I wrote a demo configuration, so let’s use that:
$ wqet https://gist.githubusercontent.com/Pheebzer/08c4be068b6da7438545b6c26488cda5/raw/animals.yaml
Modify the configs by replacing the hostname
part with your own domain. Purchasing domain names and pointing them at IP-addresses is left as an exercise to the reader.
apiVersion: networking.k8s.io/v1
kind: Ingress
metadata:
name: demo-ingress
namespace: demo-ns
annotations:
spec:
ingressClassName: nginx
rules:
- host: k8s.turboblaster.xyz # <--- Your hostname here
http:
...
Apply the file:
$ kubectl apply -f animals.yaml
It may take a few minutes for the ingress controller to pick up the new ingress we just deployed.
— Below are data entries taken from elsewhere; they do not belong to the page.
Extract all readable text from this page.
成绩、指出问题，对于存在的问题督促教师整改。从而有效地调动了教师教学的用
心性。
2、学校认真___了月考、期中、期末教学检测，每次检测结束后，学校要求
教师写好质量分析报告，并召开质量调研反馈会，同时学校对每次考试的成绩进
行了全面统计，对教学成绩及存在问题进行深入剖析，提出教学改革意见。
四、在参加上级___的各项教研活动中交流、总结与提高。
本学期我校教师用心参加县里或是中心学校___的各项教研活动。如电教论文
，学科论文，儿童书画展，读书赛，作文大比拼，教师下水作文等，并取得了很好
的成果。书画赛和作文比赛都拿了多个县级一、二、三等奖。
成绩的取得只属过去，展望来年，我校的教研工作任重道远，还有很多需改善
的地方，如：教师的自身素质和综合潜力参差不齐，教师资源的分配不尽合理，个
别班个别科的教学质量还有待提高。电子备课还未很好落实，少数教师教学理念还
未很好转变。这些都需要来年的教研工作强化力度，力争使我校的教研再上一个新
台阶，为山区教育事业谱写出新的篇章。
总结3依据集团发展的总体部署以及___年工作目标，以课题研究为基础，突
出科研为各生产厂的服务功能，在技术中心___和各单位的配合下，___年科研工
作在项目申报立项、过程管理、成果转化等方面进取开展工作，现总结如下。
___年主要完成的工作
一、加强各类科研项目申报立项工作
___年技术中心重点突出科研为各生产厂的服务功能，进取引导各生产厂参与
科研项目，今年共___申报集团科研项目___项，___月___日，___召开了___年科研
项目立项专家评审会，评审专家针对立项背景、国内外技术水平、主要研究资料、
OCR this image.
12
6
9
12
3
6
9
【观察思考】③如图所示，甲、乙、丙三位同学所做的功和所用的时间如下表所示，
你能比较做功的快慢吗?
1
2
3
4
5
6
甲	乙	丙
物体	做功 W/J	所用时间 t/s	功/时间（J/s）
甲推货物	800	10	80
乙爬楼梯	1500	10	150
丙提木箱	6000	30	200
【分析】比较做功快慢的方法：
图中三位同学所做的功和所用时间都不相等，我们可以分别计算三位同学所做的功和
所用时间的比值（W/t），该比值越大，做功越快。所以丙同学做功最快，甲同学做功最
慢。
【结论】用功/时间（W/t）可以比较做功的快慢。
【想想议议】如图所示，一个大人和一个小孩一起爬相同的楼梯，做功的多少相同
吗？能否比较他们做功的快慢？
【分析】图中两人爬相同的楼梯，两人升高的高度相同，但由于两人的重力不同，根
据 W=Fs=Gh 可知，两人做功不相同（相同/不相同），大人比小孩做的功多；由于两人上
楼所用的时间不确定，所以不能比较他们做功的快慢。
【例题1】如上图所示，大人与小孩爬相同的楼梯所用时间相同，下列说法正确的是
You can watch the process with:
$ watch kubectl get ing demo-ingress -n demo-ns
NAME CLASS HOSTS ADDRESS PORTS AGE
demo-ingress nginx [YOURDOMAIN.COM] [IP-ADDRESS] 80 18h
Once the ingress has received it’s external ip, the applications should be ready to use:
// routed to "dogs" application
$ curl -i k8s.turboblaster.xyz/dog
HTTP/1.1 200 OK
Date: Mon, 17 Jan 2022 17:39:15 GMT
Content-Type: text/plain; charset=utf-8
Content-Length: 23
Connection: keep-alive
X-App-Name: http-echo
X-App-Version: 0.2.3
"Dogs are the best :)"
---
// routed to "cats" application
$ curl -i k8s.turboblaster.xyz/cat
HTTP/1.1 200 OK
Date: Mon, 17 Jan 2022 17:41:39 GMT
Content-Type: text/plain; charset=utf-8
Content-Length: 23
Connection: keep-alive
X-App-Name: http-echo
X-App-Version: 0.2.3
"Cats are the best :)"
In Conclusion
We now have an external network load balancer routing traffic to Nginx ingress controller.
If you want to use multiple ingress controllers, you will need to procure more IP-addresses. Keep in mind that a single Nginx ingress controller can support multiple ingresses, so it’s not necessary to deploy multiple controllers (e.g. one for each application) unless you have a specific use-case that demands it.